Britain ready to commit 3,500 troops to new NATO force

Britain ready to commit 3,500 troops to new NATO force

NEWPORT, United Kingdom - Britain could contribute 3,500 troops to a NATO rapid response force designed to meet new threats highlighted by the Ukraine crisis and Islamic State gains in Syria and Iraq, Prime Minister David Cameron said on Friday.

Cameron said the alliance, set up in 1949 to protect Western Europe from the Soviet Union, had to show that its Article 5 blanket security guarantee was still valid.

"As Russia tramples illegally over Ukraine, we must reassure our Eastern European members that we will always uphold our Article 5 commitments," Cameron told the second day of a NATO summit. To do that, NATO "must be able to act more quickly," he said, hoping that the 28 allies would agree to set up a "spearhead force deployable anywhere in the world in just 2 to 5 days."

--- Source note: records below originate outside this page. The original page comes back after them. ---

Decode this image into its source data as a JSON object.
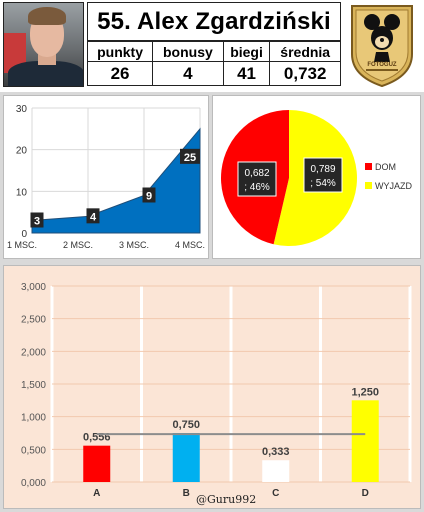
{
  "header": {
    "title": "55. Alex Zgardziński",
    "stats": [
      {
        "label": "punkty",
        "value": "26"
      },
      {
        "label": "bonusy",
        "value": "4"
      },
      {
        "label": "biegi",
        "value": "41"
      },
      {
        "label": "średnia",
        "value": "0,732"
      }
    ],
    "logo_text": "FOTOGUZ"
  },
  "chart_data": [
    {
      "type": "area",
      "categories": [
        "1 MSC.",
        "2 MSC.",
        "3 MSC.",
        "4 MSC."
      ],
      "values": [
        3,
        4,
        9,
        25
      ],
      "data_labels": [
        "3",
        "4",
        "9",
        "25"
      ],
      "y_ticks": [
        "0",
        "10",
        "20",
        "30"
      ],
      "ylim": [
        0,
        30
      ],
      "grid": true,
      "color": "#0070c0"
    },
    {
      "type": "pie",
      "slices": [
        {
          "name": "DOM",
          "value": 0.682,
          "percent": 46,
          "label": "0,682",
          "pct_label": "; 46%",
          "color": "#ff0000"
        },
        {
          "name": "WYJAZD",
          "value": 0.789,
          "percent": 54,
          "label": "0,789",
          "pct_label": "; 54%",
          "color": "#ffff00"
        }
      ],
      "legend_position": "right"
    },
    {
      "type": "bar",
      "categories": [
        "A",
        "B",
        "C",
        "D"
      ],
      "values": [
        0.556,
        0.75,
        0.333,
        1.25
      ],
      "data_labels": [
        "0,556",
        "0,750",
        "0,333",
        "1,250"
      ],
      "colors": [
        "#ff0000",
        "#00b0f0",
        "#ffffff",
        "#ffff00"
      ],
      "reference_line": 0.732,
      "y_ticks": [
        "0,000",
        "0,500",
        "1,000",
        "1,500",
        "2,000",
        "2,500",
        "3,000"
      ],
      "ylim": [
        0,
        3
      ],
      "grid": true
    }
  ],
  "footer": {
    "watermark": "@Guru992"
  }
}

This spearhead would be part of a reformed NATO Response Force headquartered in Poland, with pre-positioned equipment and exercising frequently to ensure its readiness. "If we can agree this, the UK will contribute 3,500 personnel," he added.

The two-day NATO summit has been billed as the most important since the end of the Cold War.

The upgraded rapid reaction force is meant to both reassure former Soviet satellites such as Poland and the Baltic states who have been rattled by Russia's actions in Ukraine and to show the alliance is measuring up to new threats, especially in a volatile Middle East.